Pope’s picture of the declined and debauched aristocrat is painted with precision and abundance perfectly matched to its structural role as encapsulating all that is the opposite of the Man of Ross. The latter, Pope tells us, performed his charitable actions on an income of ‘five hundred pounds a year’ (line 280). Buckingham’s fortune was a mathematically convenient hundred times greater (the adverb ‘about’ is Pope’s apologetic nod to the lure of approximation). So, the scene depicted is a distillation of anti-pastoral, ironically located against wry invocation of the language of its idealized opposite (‘gay’, ‘bower’).

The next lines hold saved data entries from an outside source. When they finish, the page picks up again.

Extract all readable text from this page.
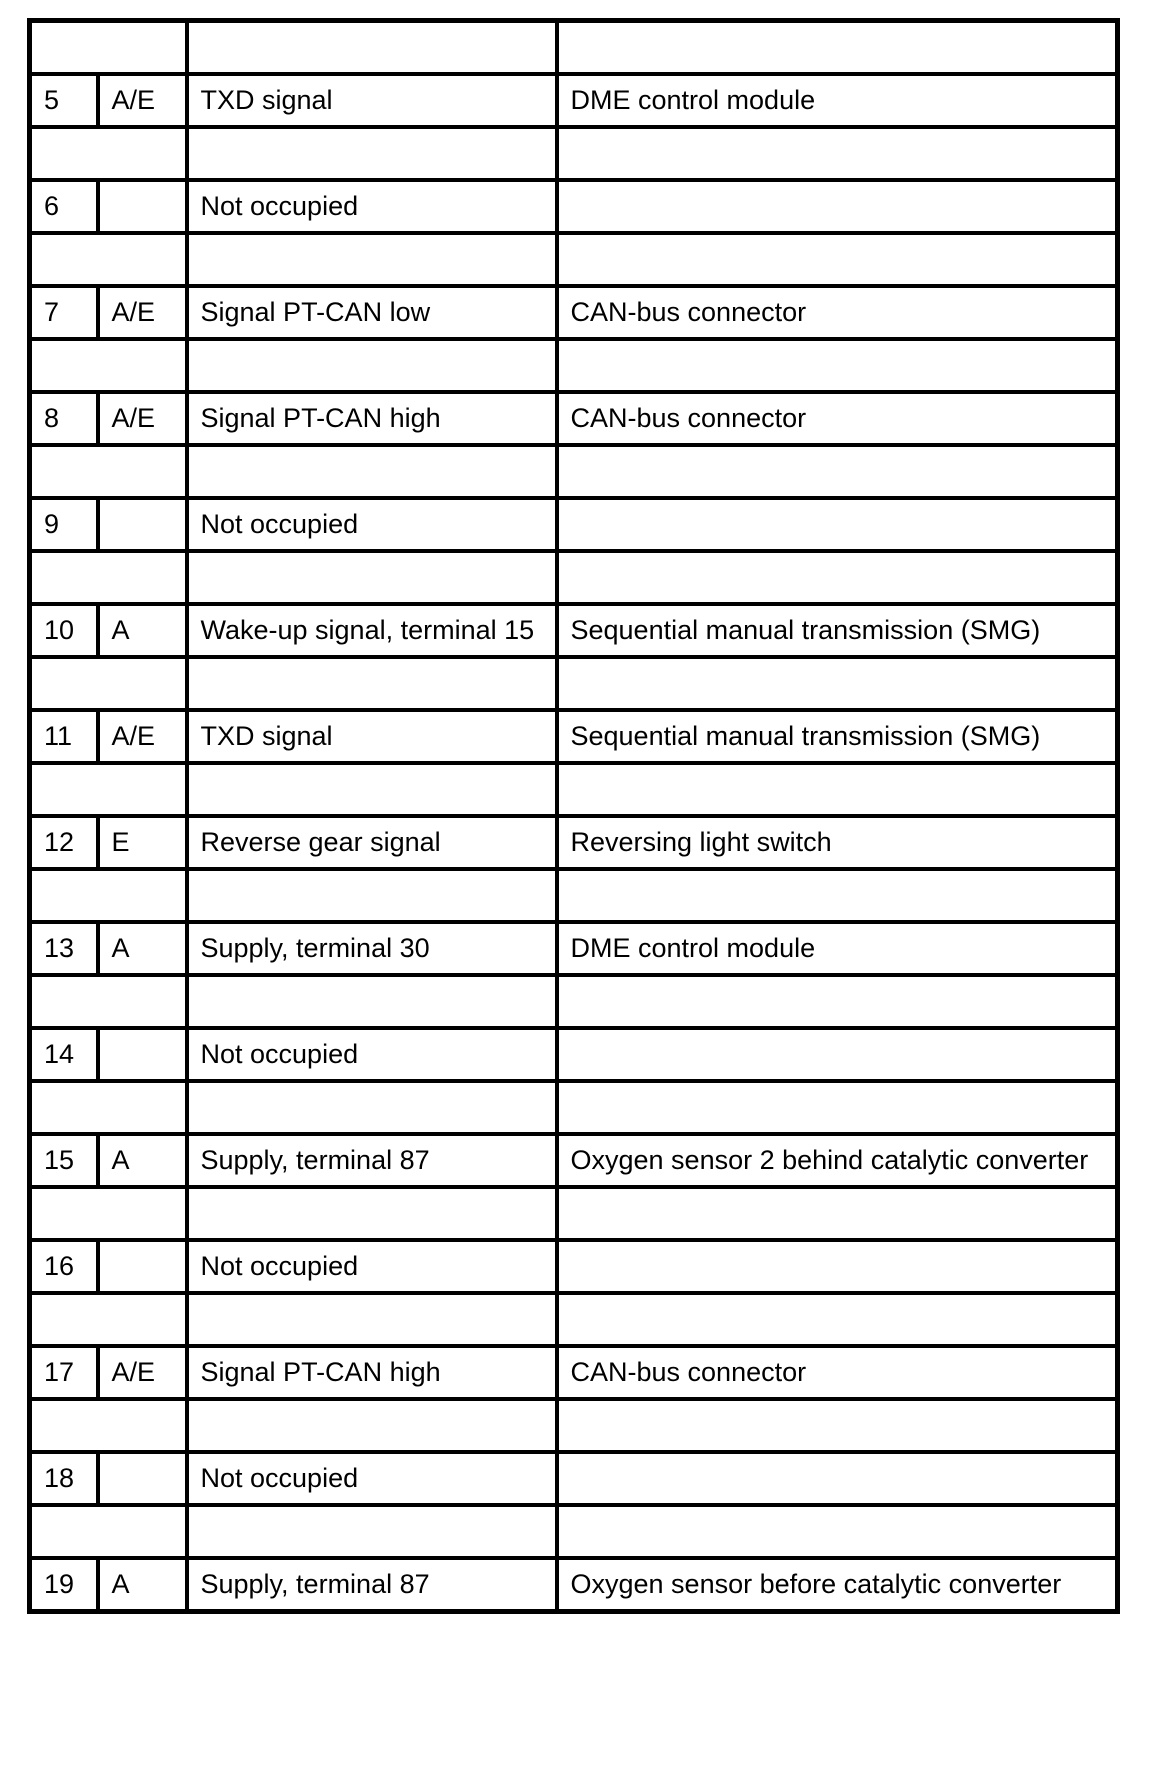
5	A/E	TXD signal	DME control module

6		Not occupied	

7	A/E	Signal PT-CAN low	CAN-bus connector

8	A/E	Signal PT-CAN high	CAN-bus connector

9		Not occupied	

10	A	Wake-up signal, terminal 15	Sequential manual transmission (SMG)

11	A/E	TXD signal	Sequential manual transmission (SMG)

12	E	Reverse gear signal	Reversing light switch

13	A	Supply, terminal 30	DME control module

14		Not occupied	

15	A	Supply, terminal 87	Oxygen sensor 2 behind catalytic converter

16		Not occupied	

17	A/E	Signal PT-CAN high	CAN-bus connector

18		Not occupied	

19	A	Supply, terminal 87	Oxygen sensor before catalytic converter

Pope does not hold back, giving rein to his developed sense of the grotesque. It is not enough that the scene of the Duke’s degradation is the worst inn: it is the worst room you can find there. Think of the worst, then think of something worse. Everything is askew, a riot of imbalance and squalor. The mat, itself a coarse fabric, is precariously only ‘half-hung’. The flock-bed is bad enough, as a crude decline from fashionable feathers to bits of cloth of any sort; ‘repaired with straw’ takes it down a further step. Curtains need tape to keep them together, but then they can’t even be drawn, anyway. As for the walls, other products of the stable make do.

Pope’s couplet about Villiers’s ‘George and garter’ sums it all up. The article of clothing no longer graces an elegant leg to represent the highest order of English knighthood; it ‘dangles’ uncertainly from the wretched bed, displaced and demeaned. Its gold buckle and emblem of ‘Honi soit qui mal y pense’ embroidered in gold (OED ‘garter’, sb., sense 2) are now mockingly matched to the bed’s ‘tawdry yellow’ fighting for pride of place with ‘dirty red’ (best not to enquire further). It is all a far cry from the insouciant, cavalier balance of ‘That life of pleasure, and that soul of whim’ and the ‘merry King’—Charles II—whose notorious behaviour served as model and excuse for his society. ‘The mob of gentlemen who wrote with ease’ is how Pope will sum up the ‘wits of either Charles’s days’ (The First Epistle of the Second Book of Horace Imitated, lines 107–08). Now, he proceeds, there is ‘No wit to flatter’ (line 311) the lonely, exposed, and rejected Duke of Carolean misrule.

The vigour with which Pope depicts his debauched nobleman is compellingly attractive, even as its materials are nauseatingly repellent. This combination is at the heart of those forms of satire that plunge all too deeply into human ugliness. It is paradoxical, but true. And truthfulness is Pope’s aim. But where does this leave a poem whose maxim is ‘Extremes in man concur to general use’? What on earth could be the ‘general use’ served by Buckingham? An answer to this question requires us to step back from the immediate and particular to the context and the whole. This is true of the Epistle taken by itself, where ideal and antitype belong equally to the form of the complete poem. And it is true of the larger project of Pope’s 1730s corpus. The challenge to us is as ambitious as it was to him.